На ярмарке – толчея! Купчихи в ярких, шитых золотом платках поверх лисьих шапок проходят рыбные ряды без внимания. Бабы попроще останавливаются, прицениваются к снетку*, к налиму, к ложкам. Федосей им степенно отвечает. Отец понес учительше полпуда рыбы, а Федьку торговать поставил. Справа от Водопьяновых чухонка**, баба Эльва, топит самовар, зазывает народ на горячий чай, достает из укутанного дохой сундучка теплые ватрушки. Федька косится туда, глотает слюну, бьет себя по плечам и бедрам – холодно! Тулуп у Федьки -  на вырост, под широковатым воротом платок подвязан бабий. Но Федька особо не горюет: ежели поднять повыше воротник, то почти и не видать, что бабий...
- По-о-сторонись! – это сквозь тесные ряды верхом пробирается боярин Тверитинов. Люди сторонятся, кланяются. А жеребец Тверитиновский – бесово отродье! – взял да и насыпал кучу прямо перед Эльвиным прилавком. Народ смеется: кто ж теперь через назём*** пироги полезет покупать?! Старая Эльва проводила всадника длинной, непонятной бранью. Потом к Федьке обернулась, по-русски попросила ласково:
- Федь, голубчик, помоги старухе! А я тебе чайку горячего налью!
Не хочется Федьке лопатой махать, но чаю горячего на морозе выпить - ох как хорошо! Достал он из телеги лопату, перекидал назем в дальний сугроб, чистым снегом присыпал тропку перед Эльвиным прилавком. Пока лопату убирал, остановился перед его товаром незнакомый священник в богатой, бобром подбитой рясе.
- Почем рыбка-то?
- Целковый! – отвечает Федька, поправляя сбившуюся во время работы шапку.
- За одну-то рыбину? Ишь, что захотел, - фыркнул покупатель и пошел дальше вдоль рядов.
Тут сообразил Федька, что сплоховал: не про мешок спросил священник. Про стерлядку!
- Шесть гривен! Шесть гривен! Шесть гривен, - едва не плача, шепчет он вслед уходящему.
- То настоятель Кирилловский, отец Серафим, - говорит старая Эльва, подавая пареньку чай. – К старикам своим на праздники приехал… Наш он - белозерский!
Закусил от огорчения губу Федосей. И стынет, подергивается иголочками льда его чай в алюминиевой кружке. Подошли две девки. Одна – рыжая, бойкая, щеки горят, как зобок у снегиря, у второй - руки в муфточке и на ресницах иней белый, словно у Снегурки.
- Почем ложки-то? Отдашь за пятачок? – и смеются обе.
Федька, смущение и досаду пряча, басит нарочно:
- По семь копеек. Будешь брать? А денег нету – проходи!

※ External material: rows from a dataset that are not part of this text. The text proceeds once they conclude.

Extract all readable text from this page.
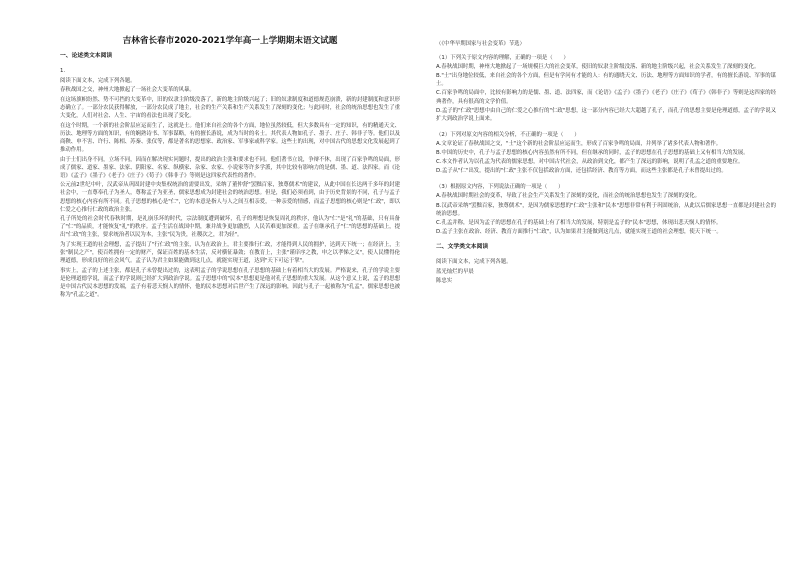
吉林省长春市2020-2021学年高一上学期期末语文试题
一、论述类文本阅读
1.
阅读下面文本，完成下列各题。
春秋战国之交，神州大地掀起了一场社会大变革的风暴。
在这场旗帜纷然、势不可挡的大变革中，旧的奴隶主阶级没落了，新的地主阶级兴起了；旧的奴隶制度和道德规范崩溃，新的封建制度和意识形态确立了。一部分农民获得解放，一部分农民成了地主，社会的生产关系和生产关系发生了深刻的变化；与此同时，社会的统治思想也发生了重大变化，人们对社会、人生、宇宙的看法也出现了变化。
在这个时期，一个新的社会阶层应运而生了，这就是士。他们来自社会的各个方面，地位虽然较低，但大多数具有一定的知识，有的精通天文、历法、地理等方面的知识，有的娴熟诗书、军事谋略，有的擅长游说，成为当时的名士。其代表人物如孔子、墨子、庄子、韩非子等。他们以及商鞅、申不害、许行、陈相、苏秦、张仪等，都是著名的思想家、政治家、军事家或科学家。这些士的出现，对中国古代的思想文化发展起到了推动作用。
由于士们出身不同，立场不同，因而在解决现实问题时，提出的政治主张和要求也不同。他们著书立说，争辩不休，出现了百家争鸣的局面，形成了儒家、道家、墨家、法家、阴阳家、名家、纵横家、杂家、农家、小说家等许多学派，其中比较有影响力的是儒、墨、道、法四家。而《论语》《孟子》《墨子》《老子》《庄子》《荀子》《韩非子》等则是这四家代表性的著作。
公元前2世纪中叶，汉武帝从巩固封建中央集权统治的需要出发，采纳了董仲舒"罢黜百家，独尊儒术"的建议，从此中国在长达两千多年的封建社会中，一直尊奉孔子为圣人，尊称孟子为亚圣，儒家思想成为封建社会的统治思想。但是，我们必须看到，由于历史背景的不同，孔子与孟子思想的核心内容有所不同。孔子思想的核心是"仁"，它的本意是指人与人之间互相亲爱，一种亲爱的情感，而孟子思想的核心则是"仁政"，即以仁爱之心推行仁政的政治主张。
孔子所处的社会时代春秋时期，是礼崩乐坏的时代，宗法制度遭到破坏，孔子的理想是恢复周礼的秩序，他认为"仁"是"礼"的基础，只有具备了"仁"的品质，才能恢复"礼"的秩序。孟子生活在战国中期，兼并战争更加激烈，人民苦难更加深重。孟子在继承孔子"仁"的思想的基础上，提出"仁政"的主张，要求统治者以民为本，主张"民为贵，社稷次之，君为轻"。
为了实现王道的社会理想，孟子提出了"行仁政"的主张，认为在政治上，君主要推行仁政，才能得到人民的拥护，达到天下统一；在经济上，主张"制民之产"，使百姓拥有一定的财产，保证百姓的基本生活，反对横征暴敛；在教育上，主张"谨庠序之教，申之以孝悌之义"，使人民懂得伦理道德，形成良好的社会风气。孟子认为君主如果能做到这几点，就能实现王道，达到"天下可运于掌"。
事实上，孟子的上述主张，都是孔子未曾提出过的，这表明孟子的学说思想在孔子思想的基础上有着相当大的发展。严格说来，孔子的学说主要是伦理道德学说，而孟子的学说则已经扩大到政治学说。孟子思想中的"民本"思想更是他对孔子思想的重大发展。从这个意义上说，孟子的思想是中国古代民本思想的发端，孟子有着悲天悯人的情怀，他的民本思想对后世产生了深远的影响，因此与孔子一起被称为"孔孟"，儒家思想也被称为"孔孟之道"。
（《中华早期国家与社会变革》节选）
（1）下列关于原文内容的理解，正确的一项是（　　）
A.春秋战国时期，神州大地掀起了一场规模巨大的社会变革，使旧的奴隶主阶级没落、新的地主阶级兴起，社会关系发生了深刻的变化。
B."士"出身地位较低，来自社会的各个方面，但是有学问有才能的人：有的通晓天文、历法、地理等方面知识的学者，有的擅长游说、军事的谋士。
C.百家争鸣的局面中，比较有影响力的是儒、墨、道、法四家，而《论语》《孟子》《墨子》《老子》《庄子》《荀子》《韩非子》等则是这四家的经典著作，具有很高的文学价值。
D.孟子的"仁政"思想中由自己的仁爱之心推行的"仁政"思想，这一部分内容已经大大超越了孔子，而孔子的思想主要是伦理道德，孟子的学说又扩大到政治学说上面来。
（2）下列对原文内容的相关分析，不正确的一项是（　　）
A.文章论证了春秋战国之交，"士"这个新的社会阶层应运而生，形成了百家争鸣的局面，并列举了诸多代表人物和著作。
B.中国的历史中，孔子与孟子思想的核心内容虽然有所不同，但在继承的同时，孟子的思想在孔子思想的基础上又有相当大的发展。
C.本文作者认为以孔孟为代表的儒家思想，对中国古代社会，从政治到文化，都产生了深远的影响，说明了孔孟之道的重要地位。
D.孟子从"仁"出发，提出的"仁政"主张不仅包括政治方面，还包括经济、教育等方面，而这些主张都是孔子未曾提出过的。
（3）根据原文内容，下列说法正确的一项是（　　）
A.春秋战国时期社会的变革，导致了社会生产关系发生了深刻的变化，而社会的统治思想也发生了深刻的变化。
B.汉武帝采纳"罢黜百家，独尊儒术"，是因为儒家思想的"仁政"主张和"民本"思想非常有利于巩固统治，从此以后儒家思想一直都是封建社会的统治思想。
C.孔孟并称，是因为孟子的思想在孔子的基础上有了相当大的发展，特别是孟子的"民本"思想，体现出悲天悯人的情怀。
D.孟子主张在政治、经济、教育方面推行"仁政"，认为如果君主能做到这几点，就能实现王道的社会理想，使天下统一。
二、文学类文本阅读
阅读下面文本，完成下列各题。
蓝光灿烂的早晨
陈忠实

Но вот идет обратно настоятель, опять внимательно смотрит на прилавки. Вернулся к Федьке:
- Ну, за восемь гривен отдашь?
- Отдам! – радостно кивает тот.
- Что-то ни у кого сегодня больше стерляди нет, – добродушно заговаривает священник.
- А мы места знаем! – бойко отвечает Федька, пересчитывая монеты.
- Места, говоришь? А еще одну к субботе привезешь? Если вот такая же, - отец Серафим проводит пальцем по костистым бляшкам на рыбьей спине, - то за рубль возьму. Понимаешь?
- Понимаю. Привезем! – радостно соглашается Федька, пряча в рукавицу вырученные деньги.

Короток зимний день. Садится за ракиты солнце, торговцы собирают товар. Вот и отец вернулся, с ним - дед Ермила. И Федька, сам сияя, как начищенный пятак, высыпает наторгованные монеты.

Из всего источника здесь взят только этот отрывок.